References to G 1/22 in this abstract should be understood as referring to both G 1/22 and G 2/22.
The board explained that, as in T 844/18, T 2360/19, T 2516/19 and T 2689/19, the issue was whether Mr Marraffini as one of the claimed inventors or The Rockefeller University as his successor in title, had given their consent to the subsequent filing of the patent application in question. A further issue was whether The President and Fellows of Harvard College had given their consent to the subsequent filing of the patent application. The presumption, following G 1/22, is that they did. This presumption may be rebutted.
The board recalled that according to G 1/22, the presumption of priority entitlement, by way of an implicit (implied/informal or tacit) agreement on the transfer of the right to claim priority "under almost any circumstances" applied to any case where the subsequent applicant was not identical with the priority applicant. Also ex-post (retroactive, nunc pro tunc, ex tunc) transfers concluded after the filing of the subsequent application were valid. The presumption of an implied agreement was rebuttable. To question the implied agreement, evidence was thus needed that such agreement had not been reached or was fundamentally flawed.

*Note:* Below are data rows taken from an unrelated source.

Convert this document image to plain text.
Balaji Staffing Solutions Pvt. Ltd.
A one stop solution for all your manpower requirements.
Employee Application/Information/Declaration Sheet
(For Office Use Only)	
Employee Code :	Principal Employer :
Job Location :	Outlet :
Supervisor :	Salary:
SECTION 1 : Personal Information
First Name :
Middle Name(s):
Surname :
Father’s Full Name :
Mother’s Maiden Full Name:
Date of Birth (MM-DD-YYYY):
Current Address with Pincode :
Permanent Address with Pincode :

In the board's opinion, there was no evidence that rebutted the presumption in this case, rather there was evidence on file that supported the presumption. The inventorship dispute between Mr Marraffini/The Rockefeller University and Mr Zhang/The Broad Institute Inc/Massachusetts Institute of Technology had been settled in 2018 by decision of an arbitrator. Applying G 1/22, the settlement by arbitration contained (and confirmed that there was), at least, an implicit agreement nunc pro tunc. Thus, the presumption of entitlement to priority was on the earliest date on which priority was claimed, 12 December 2012. G 1/22 explicitly also stated that "the presumption of entitlement exists on the date on which the priority is claimed and the rebuttal of the presumption must also relate to this date", and that "later developments cannot affect the rebuttable presumption". As being retroactive, the at least implicit transfer agreement by way of the settlement of the inventorship dispute related to this date, and confirmed the presumption of entitlement to exist on this date.
As to whether The President and Fellows of Harvard College had given their consent, no evidence had been filed by the opponents either establishing that the real priority right holder did not allow the subsequent applicants to rely on the priority (see also T 1975/19).
The board concluded that entitlement to priority had been validly claimed in view of G 1/22. The case was remitted to the opposition division for a fresh assessment of the patentability requirements of the main request (the patent as granted), based on a valid priority entitlement to P1.